This project provides a data-driven exploration of applicants to a national STEM enrichment program. It examines demographics, socioeconomic status, school types, geographic reach, enrollment, and program completion to inform strategy and outreach.
- Analysis of applicant data covering 2022–2025, combining internal registration files with external datasets (NCES, U.S. Census / ACS).
- Deep cleaning and harmonization across years: standardizing school names, addresses, demographic fields; handling duplicates; classifying school type (public/private/charter/unknown).
- Enrichment with socioeconomic indicators via ZIP-code median household income (ACS) and creation of SES tiers.
- Visual and statistical summaries of:
- Geographic distribution of applicants (states, cities, maps)
- Demographic profiles (gender, race/ethnicity, grade, age)
- School type distribution
- Program completion rates (overall and stratified by demographic and SES variables)
- Trends over time (volume, completion, demographic shifts)
eda_report.Rmd– Main R Markdown notebook that generates the report.eda_report.html– Interactive / viewable HTML version of the full report.- (Optional)
eda_report.pdf– Printable / shareable PDF version. - Supporting data files: normalized applicant datasets, cleaned/enriched data, ACS / NCES sources.

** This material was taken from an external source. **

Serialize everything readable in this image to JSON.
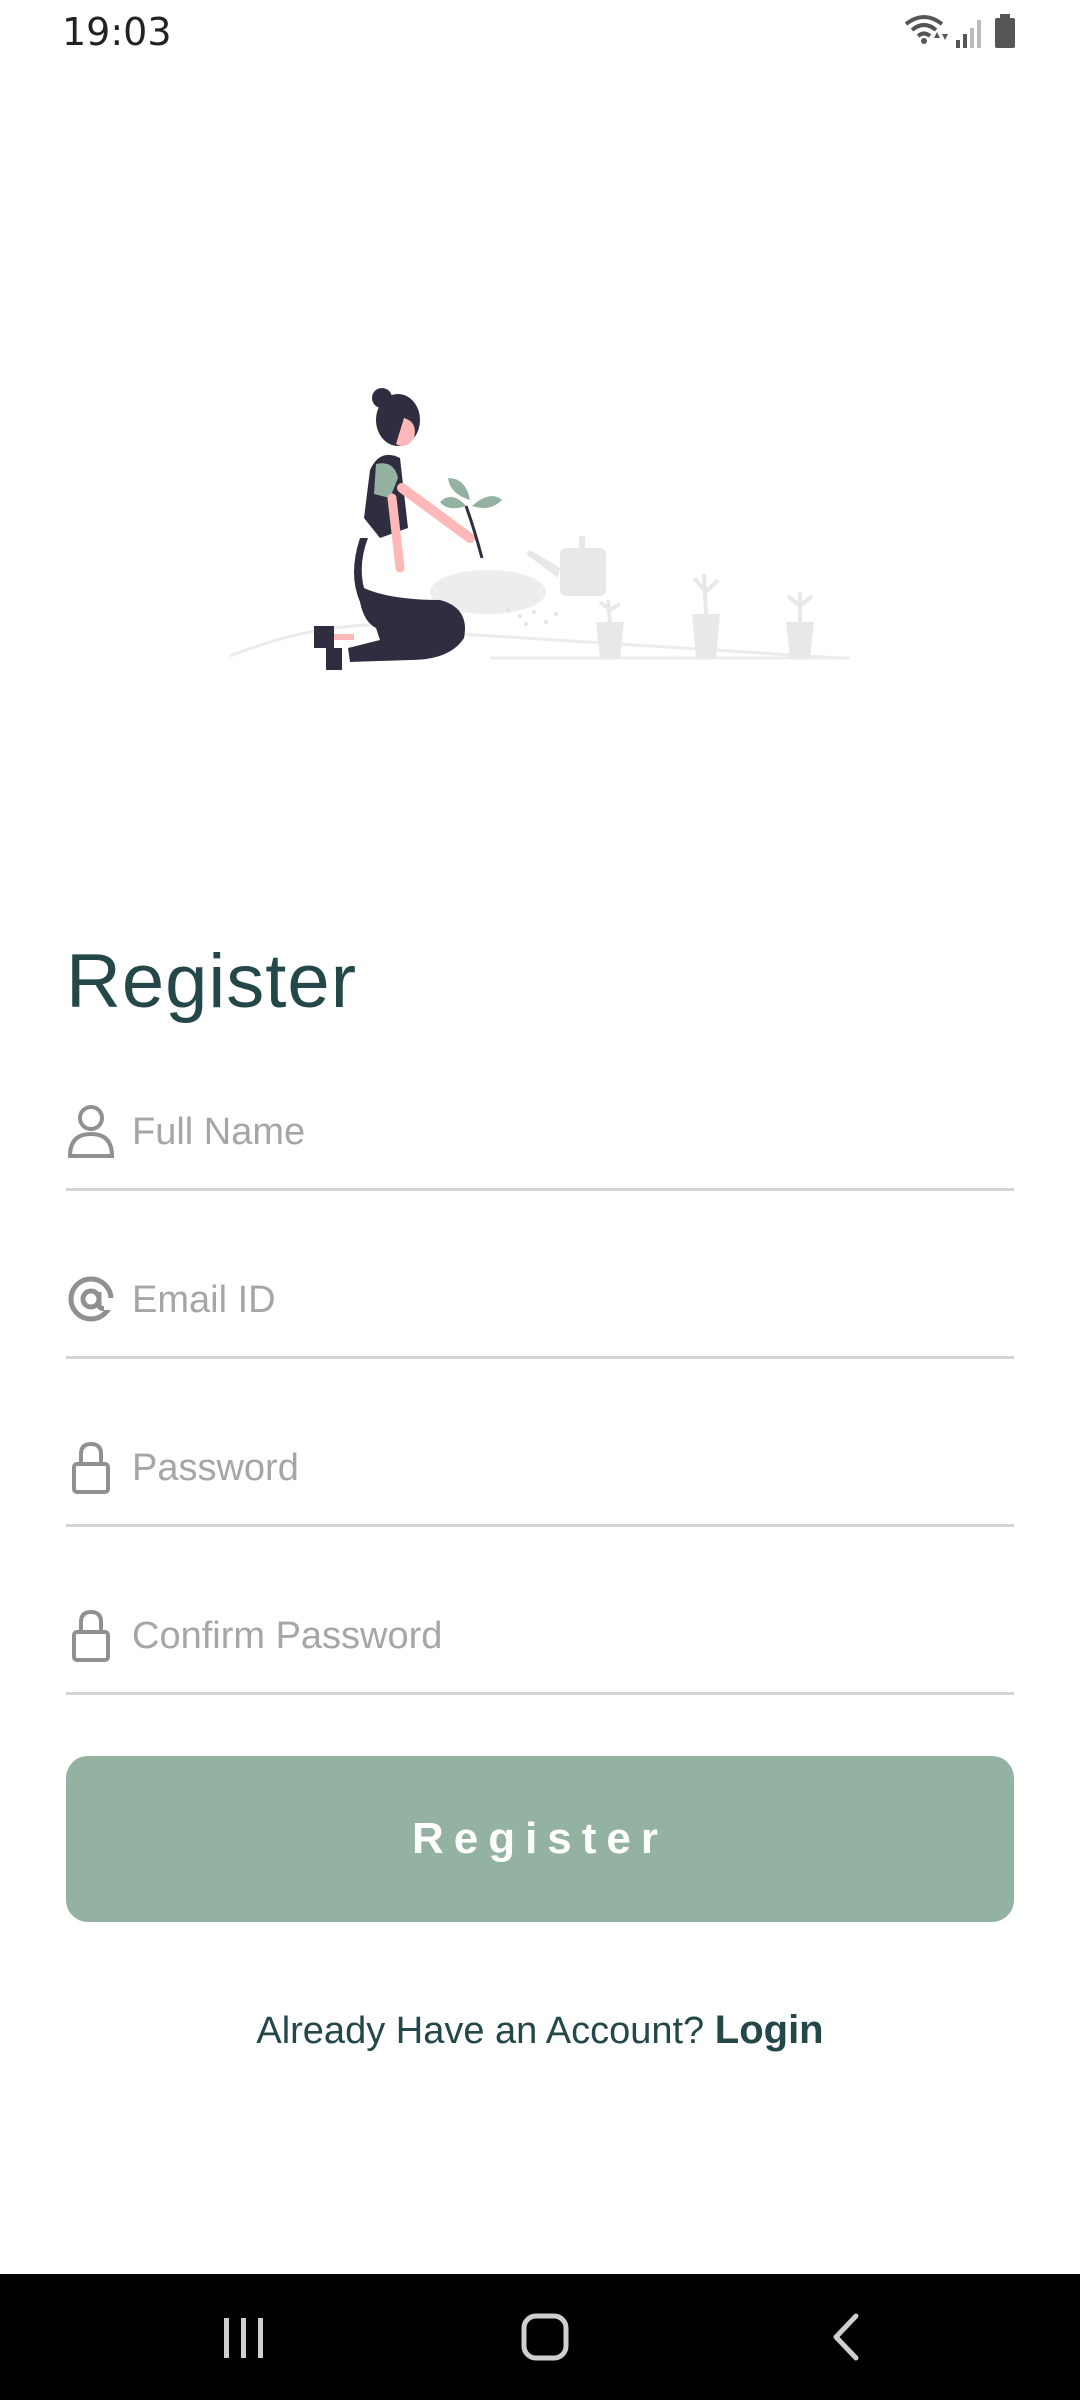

- Visual assets: charts such as geographic maps, demographic distributions, SES analyses, trend graphs.
- Data Sources: Internal application files (2022–2025); external school directories (NCES), and ACS median income by ZIP.
- Cleaning & Harmonization: Standardizing variable names across years; resolving naming inconsistencies; deduplication (preferring most complete records).
- School Classification: Using NCES lookup + fallback heuristics for unmatched schools.
- Socioeconomic Status (SES): Using ACS 5-year estimates for median household income by ZIP code → dividing into income tiers.
- Exploratory Analysis: Visual and summary statistics to uncover demographic, geographic, SES, and program completion patterns; trend analysis over time.
-
Findings:
- Strong geographic concentration in coastal and some southern states; gaps elsewhere.
- Demographic imbalance: majority Asian, male; lower representation of Black, Hispanic/Latino, and underrepresented groups.
- High participation from high-income ZIPs; relatively few low-income applicants despite financial aid availability.
- Overall program completion is high, though some disparities by race/SES/gender etc.
-
Recommendations:
- Increase outreach in underrepresented states / non-coastal regions.
- Partner with schools / community groups in lower-income areas; emphasize free/reduced cost & needs-based aid.
- Improve registration form to capture consistent demographic & school data to reduce “unknowns.”
- Monitor completion gaps and consider targeted support / mentoring for groups showing lower completion.
This project is for educational and operational insight purposes. It does not constitute official policy; the analysis is based on proxy metrics (e.g. ZIP-level income) and available data. Data limitations should be considered when interpreting conclusions.